Russia's Armata T-14 Tank Could Be Super Dangerous on the Battlefield (But There Is One Simple Problem)
A British Army intelligence report offers an alarmist assessment of Russia’s new T-14 Armata main battle tank. Most U.S. defense analysts, however, are much more measured in their analysis of the new Russian machines. While the T-14 will likely be an excellent tank when it becomes operational, it is not quite the “revolution” that the British claim it to be. Moreover, it is far too expensive to produce in mass numbers.
“Without hyperbole, Armata represents the most revolutionary step change in tank design in the last half century,” states a British Army intelligence report cited by The Telegraph.
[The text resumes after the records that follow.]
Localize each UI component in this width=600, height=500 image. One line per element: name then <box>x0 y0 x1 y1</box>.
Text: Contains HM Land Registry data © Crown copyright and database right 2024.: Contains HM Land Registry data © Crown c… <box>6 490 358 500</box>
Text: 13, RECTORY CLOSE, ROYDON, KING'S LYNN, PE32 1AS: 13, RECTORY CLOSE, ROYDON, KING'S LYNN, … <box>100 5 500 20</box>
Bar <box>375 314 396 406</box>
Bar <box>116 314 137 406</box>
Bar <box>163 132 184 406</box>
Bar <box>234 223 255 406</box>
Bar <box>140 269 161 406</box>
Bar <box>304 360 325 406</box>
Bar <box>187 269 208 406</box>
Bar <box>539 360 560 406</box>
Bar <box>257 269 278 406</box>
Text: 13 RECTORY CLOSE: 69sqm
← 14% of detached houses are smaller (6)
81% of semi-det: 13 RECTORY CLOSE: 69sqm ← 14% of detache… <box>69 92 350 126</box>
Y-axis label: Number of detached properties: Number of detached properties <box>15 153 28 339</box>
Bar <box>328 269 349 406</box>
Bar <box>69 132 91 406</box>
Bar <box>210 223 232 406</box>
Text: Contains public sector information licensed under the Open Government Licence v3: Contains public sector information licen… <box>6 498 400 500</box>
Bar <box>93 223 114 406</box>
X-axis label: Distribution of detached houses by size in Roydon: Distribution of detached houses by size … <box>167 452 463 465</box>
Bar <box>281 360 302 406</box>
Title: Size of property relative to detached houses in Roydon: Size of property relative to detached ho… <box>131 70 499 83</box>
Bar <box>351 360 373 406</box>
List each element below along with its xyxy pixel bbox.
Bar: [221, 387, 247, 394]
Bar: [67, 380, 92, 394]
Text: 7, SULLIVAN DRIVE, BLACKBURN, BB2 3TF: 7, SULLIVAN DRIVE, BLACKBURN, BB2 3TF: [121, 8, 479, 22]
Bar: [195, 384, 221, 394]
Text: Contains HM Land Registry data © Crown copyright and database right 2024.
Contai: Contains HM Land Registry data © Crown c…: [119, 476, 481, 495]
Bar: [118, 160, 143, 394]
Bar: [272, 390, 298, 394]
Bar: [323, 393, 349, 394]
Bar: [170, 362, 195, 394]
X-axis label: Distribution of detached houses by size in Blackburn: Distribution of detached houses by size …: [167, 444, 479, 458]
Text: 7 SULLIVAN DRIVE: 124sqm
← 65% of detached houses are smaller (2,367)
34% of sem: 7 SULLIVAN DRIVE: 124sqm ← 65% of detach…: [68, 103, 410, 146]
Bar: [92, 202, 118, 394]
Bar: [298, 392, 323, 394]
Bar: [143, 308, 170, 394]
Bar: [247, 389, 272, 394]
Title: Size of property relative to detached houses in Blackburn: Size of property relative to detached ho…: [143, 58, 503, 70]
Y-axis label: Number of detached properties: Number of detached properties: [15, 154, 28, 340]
But most U.S. assessments suggest that’s exactly what the British report is: hyperbole. As The Telegraph notes, the British intelligence document questions the U.K. Ministry of Defense’s current defense strategy, which does not call for Great Britain to plan for a new combat vehicle to replace its Challenger 2 main battle tank. “Are we on the cusp of a new technological arms race? Has an understandable focus on defeating the single threat of IEDs distracted Western military vehicle designers? Challenger 2 [the British tank], with life extension programmes, is currently due to remain in service until 2035. Is it time to rethink?” the report asks.
To be sure, the report does have some valid points. The T-14 does have some very impressive features. “As a complete package, Armata certainly deserves its billing as the most revolutionary tank in a generation,” the intelligence brief states according to The Telegraph. “For the first time, a fully automated, digitised, unmanned turret has been incorporated into a main battle tank. And for the first time a tank crew is embedded within an armoured capsule in the hull front.”
While the report excerpts in The Telegraph don’t mention it, U.S. analysts note that many of the Armata’s advanced survivability features are drawn from the Israeli Merkava series. Nonetheless, the Russian seem to have advanced the state-of-the-art in terms of reactive armor and active protection. Indeed, if the Russian Afghanit active protection system works as advertised, the Armata could prove to be a serious problem for the West if it were ever produced in numbers. However, most Western analysts—government and private sector—are dubious about Russian claims that their APS can defeat kinetic energy rounds.
However, even if the Armata was as dangerous as the British report claims, Russia is not likely to be able to afford the expensive new machine in the huge quantities. Using the British reports own numbers—120 Armata tanks produced per year—CNA Corporation research scientist Mike Kofman, a prominent Russian military affairs expert in Washington, noted it would take nearly 21 years to replace Russia’s 2500 operational tanks with T-14s. That’s if the Kremlin has the financial wherewithal to buy that many Armata tanks—which is somewhat dubious.
Kofman noted that the Russians simply do not have the money to afford a huge fleet of T-14 tanks nor has the Armata family completed development. “There is an irony to the British report, and similar such publications by military establishments bemoaning their land forces, in that the Russian Ministry of Defense can no more afford to replace its armor fleet with Armatas than anyone else,” Kofman said.
Most analysts tracking the Kremlin’s military developments agree that the principal tank used by the Russian Ground Forces through the 2020s will be the relatively cost effective T-72B3. Even the T-90A is too expensive. “In the coming years the principal battle tank that NATO will have to face in Europe is not even the T-90A, it is the T-72B3, which Western counterparts can handle,” Kofman said. “There are still years of field trials ahead for the Armata—tinkering, and changes, with lingering questions on the final version and what the Russian military will ultimately be able to afford in quantity versus for arms expo shows.”